After the ungainly figure had shuffled away, the children still continued to make plans and offer suggestions for the new arrangement.
"We must be very methodical," said Dorothy, who was much in earnest in the matter, and who wanted to start out just right. "Mrs. Faulkner is so nice and sweet, I want to please her; and, too, if the Dorrances run a hotel, I want it to be run on the most approved plan."
"We'll each have an account book," said Fairy; "and I'll put down in mine, how many times I sweep the verandas each day."

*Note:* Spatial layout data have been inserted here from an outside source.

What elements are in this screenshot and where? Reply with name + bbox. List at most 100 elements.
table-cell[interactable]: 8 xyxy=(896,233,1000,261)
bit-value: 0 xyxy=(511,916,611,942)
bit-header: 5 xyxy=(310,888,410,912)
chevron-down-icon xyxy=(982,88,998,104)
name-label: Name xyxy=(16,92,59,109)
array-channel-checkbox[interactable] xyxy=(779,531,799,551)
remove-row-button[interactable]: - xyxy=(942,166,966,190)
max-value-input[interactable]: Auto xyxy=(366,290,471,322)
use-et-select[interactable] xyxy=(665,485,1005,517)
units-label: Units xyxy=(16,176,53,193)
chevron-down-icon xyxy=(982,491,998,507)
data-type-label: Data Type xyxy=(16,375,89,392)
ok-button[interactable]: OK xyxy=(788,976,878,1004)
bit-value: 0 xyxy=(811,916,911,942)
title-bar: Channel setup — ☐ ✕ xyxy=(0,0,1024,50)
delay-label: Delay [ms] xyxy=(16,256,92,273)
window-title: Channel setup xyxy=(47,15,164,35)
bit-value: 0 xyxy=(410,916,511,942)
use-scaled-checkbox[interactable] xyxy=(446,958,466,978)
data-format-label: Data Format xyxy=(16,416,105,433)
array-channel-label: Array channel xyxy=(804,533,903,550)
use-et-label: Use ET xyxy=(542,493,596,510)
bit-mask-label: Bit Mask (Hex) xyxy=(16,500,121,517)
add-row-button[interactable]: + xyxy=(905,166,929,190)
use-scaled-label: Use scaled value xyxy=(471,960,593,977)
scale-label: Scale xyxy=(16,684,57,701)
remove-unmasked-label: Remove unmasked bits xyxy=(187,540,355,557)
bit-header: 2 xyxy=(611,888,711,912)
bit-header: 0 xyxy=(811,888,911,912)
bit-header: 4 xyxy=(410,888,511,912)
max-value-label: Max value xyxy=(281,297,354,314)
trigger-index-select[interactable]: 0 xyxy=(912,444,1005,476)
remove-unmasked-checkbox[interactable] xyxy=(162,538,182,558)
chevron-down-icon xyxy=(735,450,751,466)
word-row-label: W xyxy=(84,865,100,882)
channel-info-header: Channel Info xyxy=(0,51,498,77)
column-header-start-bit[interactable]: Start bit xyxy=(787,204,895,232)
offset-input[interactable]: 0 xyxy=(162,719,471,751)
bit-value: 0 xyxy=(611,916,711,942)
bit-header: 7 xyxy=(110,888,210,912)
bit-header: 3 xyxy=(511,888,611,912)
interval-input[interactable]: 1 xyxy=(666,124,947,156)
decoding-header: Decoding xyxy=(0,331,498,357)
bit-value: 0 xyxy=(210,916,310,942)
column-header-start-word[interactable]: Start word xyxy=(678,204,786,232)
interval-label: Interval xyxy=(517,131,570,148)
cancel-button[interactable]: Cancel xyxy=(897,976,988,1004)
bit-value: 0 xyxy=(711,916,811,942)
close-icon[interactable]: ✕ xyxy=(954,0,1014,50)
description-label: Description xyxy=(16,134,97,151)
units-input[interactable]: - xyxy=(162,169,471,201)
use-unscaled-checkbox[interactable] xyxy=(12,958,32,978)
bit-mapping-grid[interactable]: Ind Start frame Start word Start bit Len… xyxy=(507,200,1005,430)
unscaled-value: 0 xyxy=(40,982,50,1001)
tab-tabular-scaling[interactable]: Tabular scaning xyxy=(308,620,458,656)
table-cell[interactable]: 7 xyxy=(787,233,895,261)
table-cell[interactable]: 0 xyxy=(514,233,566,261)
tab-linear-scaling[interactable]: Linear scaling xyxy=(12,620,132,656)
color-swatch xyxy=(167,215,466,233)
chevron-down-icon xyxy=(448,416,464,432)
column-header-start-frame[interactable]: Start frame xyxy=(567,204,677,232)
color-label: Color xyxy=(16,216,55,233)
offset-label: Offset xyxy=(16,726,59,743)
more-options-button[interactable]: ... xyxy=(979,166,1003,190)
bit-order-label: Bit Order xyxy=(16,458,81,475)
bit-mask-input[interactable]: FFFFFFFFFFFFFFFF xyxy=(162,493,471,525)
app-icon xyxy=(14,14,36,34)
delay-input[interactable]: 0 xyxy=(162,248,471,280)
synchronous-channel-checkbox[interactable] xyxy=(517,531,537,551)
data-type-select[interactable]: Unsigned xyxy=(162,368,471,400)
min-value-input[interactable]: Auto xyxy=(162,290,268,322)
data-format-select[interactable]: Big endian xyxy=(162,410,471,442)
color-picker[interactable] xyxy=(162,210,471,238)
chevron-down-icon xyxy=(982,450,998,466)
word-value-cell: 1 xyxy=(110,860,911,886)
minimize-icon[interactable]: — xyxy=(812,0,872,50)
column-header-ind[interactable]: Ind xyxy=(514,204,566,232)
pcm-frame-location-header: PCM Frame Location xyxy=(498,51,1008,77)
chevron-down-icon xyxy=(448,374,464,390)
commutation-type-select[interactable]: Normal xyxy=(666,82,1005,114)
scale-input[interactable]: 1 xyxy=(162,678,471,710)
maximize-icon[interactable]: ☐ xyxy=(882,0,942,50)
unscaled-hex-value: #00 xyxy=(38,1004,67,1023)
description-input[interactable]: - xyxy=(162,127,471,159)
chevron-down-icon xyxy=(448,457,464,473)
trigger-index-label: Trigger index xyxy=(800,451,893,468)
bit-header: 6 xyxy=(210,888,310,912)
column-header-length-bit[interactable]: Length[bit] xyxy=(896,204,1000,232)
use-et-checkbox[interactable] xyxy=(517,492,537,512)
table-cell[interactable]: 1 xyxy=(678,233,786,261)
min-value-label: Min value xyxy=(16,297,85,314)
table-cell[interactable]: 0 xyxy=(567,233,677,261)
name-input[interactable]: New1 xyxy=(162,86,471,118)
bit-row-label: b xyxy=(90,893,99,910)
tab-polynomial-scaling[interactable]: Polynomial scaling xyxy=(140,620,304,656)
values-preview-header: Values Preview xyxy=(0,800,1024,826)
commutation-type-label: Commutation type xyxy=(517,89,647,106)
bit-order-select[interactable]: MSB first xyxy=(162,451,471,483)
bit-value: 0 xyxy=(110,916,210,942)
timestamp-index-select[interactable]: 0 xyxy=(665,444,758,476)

"If you get around them all in one day, baby," said Leicester, "you'll do mighty well; and to do that, you'll have to get to work at daybreak and stick to it till sundown. There's an awful big number of square feet of veranda attached to this palatial mansion, I can tell you."
"Oh, pooh!" cried Fairy. "It won't take me all day, at all. I can fly around it in a minute. I'll work like a centripepede!"
"We'll keep the horse for this week, anyway," went on Dorothy; "for I shall have to go to market every morning, and it's so much quicker to go in the carriage than the boat. Sometimes you can go for me, Less, if I make out an exact list of what I want."
"All right," said her brother; "I don't think this keeping boarders is going to be such hard work after all. I wonder we didn't think of it sooner."
"I'm glad we didn't," said Dorothy; "I think it was nicer to have a few weeks all by ourselves, first. We've got to behave when the Faulkners get here. It will be just like it was at Mrs. Cooper's, you know."
This time Fairy started the groan, and again they all chimed in with those deep growling wails that always made Mrs. Dorrance clap her hands to her ears.
"For pity's sake!" exclaimed the long-suffering old lady; "don't make any reference to Mrs. Cooper while the Faulkners are here; for if they heard those fearful groans of yours, they'd leave at once."